À la suite de ce périple, un constat s’imposait. Les Amérindiens du Canada sont multiples et, pour la majorité, intégrés à la civilisation nord-américaine.
Cependant, la misère et l’alcoolisme, ainsi que la drogue et les profits faciles liés aux trafics en tous genres, génèrent chez une minorité d’autochtones une attitude de rejet total du monde que l’Amérique conquérante leur a imposé.
Sur ces modestes terres indiennes qui leur ont été arbitrairement attribuées au XIXe siècle, ils tentent de vivre avec dignité, malgré les exactions de quelques-uns des leurs qui n’acceptent toujours pas la poigne de fer de leur vainqueur. Ici, le pouvoir de la police s’arrête, et seul celui de l’armée, en cas de conflit, peut outrepasser le pouvoir de la police tribale.
Chez les Mohawks, mais également chez les Hurons, les Montagnais, les Cris, les Ojibwas et de nombreuses autres nations du Nord, certaines traditions perdurent malgré la violence et la pauvreté. Les anciens en sont les garants, et ils transmettent leurs valeurs à ceux de leurs enfants qui entendent leur voix au milieu du tintamarre moderne de la course à l’individu.

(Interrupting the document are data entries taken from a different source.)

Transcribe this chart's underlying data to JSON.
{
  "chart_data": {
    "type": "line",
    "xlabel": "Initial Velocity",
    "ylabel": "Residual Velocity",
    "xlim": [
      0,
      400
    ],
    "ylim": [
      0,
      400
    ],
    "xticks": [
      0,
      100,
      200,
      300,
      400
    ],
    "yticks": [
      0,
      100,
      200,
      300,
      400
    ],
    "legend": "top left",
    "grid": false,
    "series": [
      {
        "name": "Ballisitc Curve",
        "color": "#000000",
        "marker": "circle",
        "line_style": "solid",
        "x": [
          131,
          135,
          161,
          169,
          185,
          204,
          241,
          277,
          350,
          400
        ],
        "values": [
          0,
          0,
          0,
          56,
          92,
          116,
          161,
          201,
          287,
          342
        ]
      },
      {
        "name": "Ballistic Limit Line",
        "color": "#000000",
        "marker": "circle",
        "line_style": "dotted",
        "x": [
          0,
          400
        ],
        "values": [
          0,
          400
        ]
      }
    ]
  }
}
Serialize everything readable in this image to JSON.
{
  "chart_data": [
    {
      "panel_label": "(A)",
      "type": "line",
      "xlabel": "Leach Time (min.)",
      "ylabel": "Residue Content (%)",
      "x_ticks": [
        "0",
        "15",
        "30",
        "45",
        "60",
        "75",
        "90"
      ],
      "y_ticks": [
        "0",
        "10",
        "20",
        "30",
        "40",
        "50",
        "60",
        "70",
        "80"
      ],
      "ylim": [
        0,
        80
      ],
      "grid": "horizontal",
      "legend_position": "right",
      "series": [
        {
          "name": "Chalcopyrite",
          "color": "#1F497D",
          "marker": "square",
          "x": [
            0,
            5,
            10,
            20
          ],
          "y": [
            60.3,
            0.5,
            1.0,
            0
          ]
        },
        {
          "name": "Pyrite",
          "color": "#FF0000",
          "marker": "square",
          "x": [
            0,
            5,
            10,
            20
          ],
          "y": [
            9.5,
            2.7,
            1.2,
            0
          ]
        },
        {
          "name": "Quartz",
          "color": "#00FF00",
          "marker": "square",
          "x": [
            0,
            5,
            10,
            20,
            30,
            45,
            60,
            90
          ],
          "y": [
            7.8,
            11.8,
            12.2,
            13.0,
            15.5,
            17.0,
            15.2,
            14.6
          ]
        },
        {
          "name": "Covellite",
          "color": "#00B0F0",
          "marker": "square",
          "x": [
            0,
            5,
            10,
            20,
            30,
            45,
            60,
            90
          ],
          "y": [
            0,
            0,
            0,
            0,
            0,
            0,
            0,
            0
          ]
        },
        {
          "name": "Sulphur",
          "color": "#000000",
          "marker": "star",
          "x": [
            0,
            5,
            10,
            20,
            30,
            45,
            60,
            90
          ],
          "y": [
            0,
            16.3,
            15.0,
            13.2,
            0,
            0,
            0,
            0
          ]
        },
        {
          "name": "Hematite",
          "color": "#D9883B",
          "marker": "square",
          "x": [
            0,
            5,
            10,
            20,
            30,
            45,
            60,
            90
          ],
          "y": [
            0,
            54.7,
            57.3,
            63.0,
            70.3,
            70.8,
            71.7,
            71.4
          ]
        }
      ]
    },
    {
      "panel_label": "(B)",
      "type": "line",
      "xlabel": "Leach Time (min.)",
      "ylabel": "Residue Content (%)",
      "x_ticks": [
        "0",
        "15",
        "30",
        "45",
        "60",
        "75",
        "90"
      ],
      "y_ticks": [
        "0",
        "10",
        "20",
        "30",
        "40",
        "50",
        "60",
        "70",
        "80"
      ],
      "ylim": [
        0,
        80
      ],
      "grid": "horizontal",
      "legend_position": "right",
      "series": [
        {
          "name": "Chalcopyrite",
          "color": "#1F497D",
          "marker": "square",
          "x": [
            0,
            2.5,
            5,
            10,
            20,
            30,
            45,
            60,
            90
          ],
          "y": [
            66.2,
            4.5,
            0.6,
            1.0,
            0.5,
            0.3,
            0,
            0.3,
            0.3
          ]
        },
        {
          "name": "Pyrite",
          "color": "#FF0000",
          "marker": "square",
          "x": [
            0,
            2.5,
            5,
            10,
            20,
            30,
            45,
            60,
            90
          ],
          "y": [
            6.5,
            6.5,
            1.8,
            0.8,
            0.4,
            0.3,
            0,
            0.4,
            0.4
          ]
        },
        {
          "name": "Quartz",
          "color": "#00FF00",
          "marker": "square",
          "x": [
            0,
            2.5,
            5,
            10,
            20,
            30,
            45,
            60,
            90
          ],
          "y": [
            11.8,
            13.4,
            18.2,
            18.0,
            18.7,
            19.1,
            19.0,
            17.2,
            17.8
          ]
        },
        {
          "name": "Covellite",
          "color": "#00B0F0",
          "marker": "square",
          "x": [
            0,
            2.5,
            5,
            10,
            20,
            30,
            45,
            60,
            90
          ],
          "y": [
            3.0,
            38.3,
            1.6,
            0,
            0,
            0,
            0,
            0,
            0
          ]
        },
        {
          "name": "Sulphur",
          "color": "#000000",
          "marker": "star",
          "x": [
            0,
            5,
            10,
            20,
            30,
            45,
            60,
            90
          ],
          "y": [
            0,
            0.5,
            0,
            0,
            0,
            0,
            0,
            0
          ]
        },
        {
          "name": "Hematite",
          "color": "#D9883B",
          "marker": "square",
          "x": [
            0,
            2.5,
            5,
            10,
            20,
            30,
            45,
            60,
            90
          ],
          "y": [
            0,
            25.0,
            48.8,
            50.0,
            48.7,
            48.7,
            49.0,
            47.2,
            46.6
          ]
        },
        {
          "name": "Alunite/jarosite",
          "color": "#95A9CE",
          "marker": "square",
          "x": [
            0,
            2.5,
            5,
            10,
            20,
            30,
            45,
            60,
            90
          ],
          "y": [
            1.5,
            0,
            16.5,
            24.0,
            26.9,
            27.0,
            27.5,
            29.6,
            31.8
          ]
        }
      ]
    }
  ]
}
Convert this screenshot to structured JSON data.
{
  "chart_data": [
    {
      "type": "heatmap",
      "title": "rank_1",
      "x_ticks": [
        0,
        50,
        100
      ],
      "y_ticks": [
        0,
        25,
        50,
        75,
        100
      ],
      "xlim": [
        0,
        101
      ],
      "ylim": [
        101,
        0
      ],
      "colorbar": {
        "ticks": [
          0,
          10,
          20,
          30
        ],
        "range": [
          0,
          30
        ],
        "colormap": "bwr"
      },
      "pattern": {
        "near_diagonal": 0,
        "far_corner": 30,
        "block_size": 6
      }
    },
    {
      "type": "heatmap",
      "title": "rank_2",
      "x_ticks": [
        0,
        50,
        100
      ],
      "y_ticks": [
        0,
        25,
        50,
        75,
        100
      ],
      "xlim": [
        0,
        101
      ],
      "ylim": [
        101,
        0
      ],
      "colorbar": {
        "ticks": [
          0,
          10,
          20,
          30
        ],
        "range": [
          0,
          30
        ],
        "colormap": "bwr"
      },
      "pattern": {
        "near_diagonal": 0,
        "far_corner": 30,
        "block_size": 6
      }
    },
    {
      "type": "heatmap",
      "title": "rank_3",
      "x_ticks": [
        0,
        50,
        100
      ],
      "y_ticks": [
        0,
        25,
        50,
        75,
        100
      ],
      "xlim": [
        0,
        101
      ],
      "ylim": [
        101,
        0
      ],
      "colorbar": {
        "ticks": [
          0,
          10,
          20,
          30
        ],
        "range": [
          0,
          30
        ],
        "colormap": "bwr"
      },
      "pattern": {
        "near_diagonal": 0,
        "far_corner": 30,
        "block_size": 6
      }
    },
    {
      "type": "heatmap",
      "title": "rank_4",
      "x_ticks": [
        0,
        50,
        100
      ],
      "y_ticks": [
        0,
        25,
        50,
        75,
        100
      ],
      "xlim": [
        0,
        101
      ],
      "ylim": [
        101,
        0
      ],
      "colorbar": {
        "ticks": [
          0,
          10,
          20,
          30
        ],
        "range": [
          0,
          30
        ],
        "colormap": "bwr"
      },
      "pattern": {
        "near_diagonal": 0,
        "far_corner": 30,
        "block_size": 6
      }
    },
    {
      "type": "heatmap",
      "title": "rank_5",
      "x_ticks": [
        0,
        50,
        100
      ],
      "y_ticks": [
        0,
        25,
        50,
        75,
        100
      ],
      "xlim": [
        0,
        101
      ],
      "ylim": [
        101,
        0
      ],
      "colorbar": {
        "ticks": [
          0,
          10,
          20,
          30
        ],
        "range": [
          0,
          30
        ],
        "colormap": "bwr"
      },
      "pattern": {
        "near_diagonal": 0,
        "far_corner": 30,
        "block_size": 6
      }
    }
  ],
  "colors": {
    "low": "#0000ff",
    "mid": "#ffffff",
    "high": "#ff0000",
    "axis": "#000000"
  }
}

Il n’en fallait pas plus pour me donner envie de planter le décor d’un thriller contemporain aux accents de traditions ancestrales. Quelques années de réflexion, quatre voyages supplémentaires au Canada et deux autres romans m’auront été nécessaires avant de me lancer en 2010 dans l’écriture de cette intrigue enneigée, qui a abouti le 12 avril 2012 avec la parution de Quatre racines blanches aux éditions des Nouveaux Auteurs.
Cerise sur le gâteau, j’ai eu la chance de pouvoir faire lire le manuscrit de Quatre racines blanches à Andrea H. JAPP, qui a ensuite accepté d’ajouter au quatrième de couverture un commentaire signé de sa main. Madame JAPP, en plus de son activité d’écrivain de polars et de romans historiques, est également la traductrice officielle des romans de Patricia Cornwell en français.
Mon cinquième récit sera bientôt achevé, a priori courant aout 2012. J’y retrouve mon équipe d’enquêteurs préférés, mais j’ai axé cette histoire sous un angle que je n’avais pas encore exploré jusque-là, et dans lequel ils devront laisser une place d’importance à un personnage très inquiétant…
Le sixième se profile déjà à l’horizon, début d’écriture prévu début 2013, après une récréation de quelques mois en direction du théâtre, si je tiens les temps que j’envisage.
Une chose est sûre : il me reste du pain sur la planche…
Quatre racines blanches est dédié à mes amis avec qui j’ai vécu en forêt des semaines hors du temps, l’arc à la main, et le cœur dans les étoiles.
Jimi, Michèle, Hervé, Gilles, Yves, Chris, Rob : ces moments sont gravés à jamais dans ma mémoire.